我之前并没有觉察，应该是对Pregel和GAS系统都没有很好的理解，于是我又读了 Pregel: A System for Large-Scale Graph Processing 这篇Paper。

可以看一下标准的Pregel对ShortestPath的实现

  class ShortestPathVertex
: public Vertex<int, int, int> {
    void Compute(MessageIterator* msgs) {
    int mindist = IsSource(vertex_id()) ? 0 : INF;
    for (; !msgs->Done(); msgs->Next())
        mindist = min(mindist, msgs->Value());
    if (mindist < GetValue()) {
        *MutableValue() = mindist;
        OutEdgeIterator iter = GetOutEdgeIterator();
        for (; !iter.Done(); iter.Next())
        SendMessageTo(iter.Target(),
        mindist + iter.GetValue());
    }
    VoteToHalt();
    }
};

Pregel的设计理念是Think like a Vertex，从算法中我们也可以看出，算法基本上定义的就是在每个superstep中，每个Vertex如何接受、处理、发送信息。于是在Pregel中，对message的产生也是在Vertex处的运算产生的。在每次迭代中，Vertex会接收上一个superstep中发给它的信息，进行运算，然后产生一系列信息并进行发送。GraphX中的Pregel却并不是这样处理的。
在GraphX: A Resilient Distributed Graph System on Spark 的4.1节中有这样一段话，第一遍读paper的时候根本没有注意到（其实是没有理解）。在GraphX中，message的产生从vertex-program中剥离出来了，优点paper中所说的有些含糊，我目前的体会是剪枝方便了（activeDirection）。虽然Pregel中也可以用combiner来进行剪枝。
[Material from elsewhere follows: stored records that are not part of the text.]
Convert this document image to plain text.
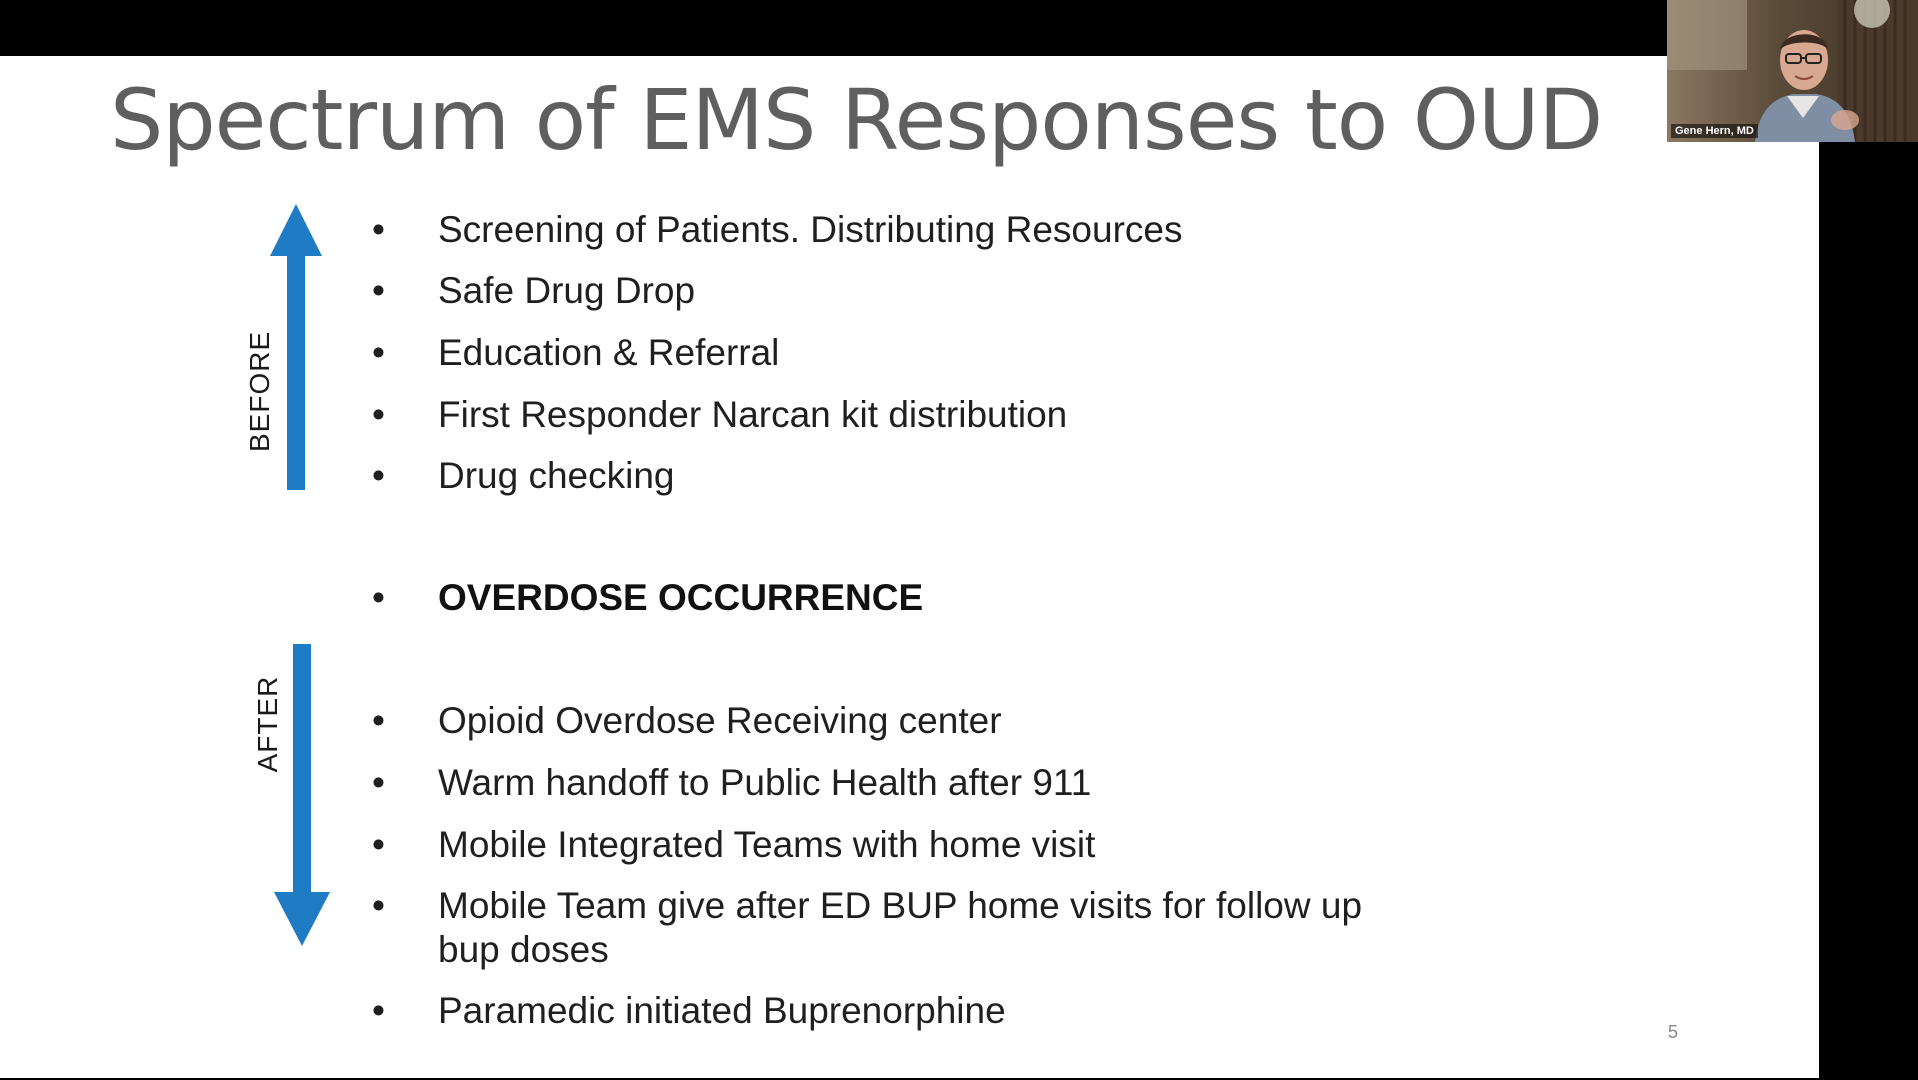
Spectrum of EMS Responses to OUD
BEFORE
AFTER
•	Screening of Patients. Distributing Resources
•	Safe Drug Drop
•	Education & Referral
•	First Responder Narcan kit distribution
•	Drug checking
•	OVERDOSE OCCURRENCE
•	Opioid Overdose Receiving center
•	Warm handoff to Public Health after 911
•	Mobile Integrated Teams with home visit
•	Mobile Team give after ED BUP home visits for follow up bup doses
•	Paramedic initiated Buprenorphine
5
Gene Hern, MD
unlike the original Pregel API in which the vertex program is passed the set of neighbors and returns a list of messages, our implementation learns form the observations made by[6] and lifts the message counstruction out of the vertex-program. Messages are computed using a message generation function which takes an edge containing the source and target attributes and returns a message or void indicating the absence of a message. By lifting the message construction out the vertex-program, we are able to achieve a more efficient execution than the original Pregel framework and leverage the vertex-cut representation. Moreover, message construction for a single vertex can be distributed over the cluster, moved to the receiving machine, and executed in an efficient order.

其中引用的[6]为 Powergraph: Distributed Graph-Parallel Computation on Natural Graphs 这篇paper，于是很自然的，就是下周的内容了。

总结

GraphX中lib中给了很多的算法样例，比如ShortestPaths、ConnectedComponents与PageRank等，这些算法很多都是基于Pregel的，然而GraphX中对Pregel的实现又与标准的Pregel有所不同，对Powergraph有一定的借鉴。下一周我要把lib中其他几个实现看一下，并着重对Powergraph做一些调研。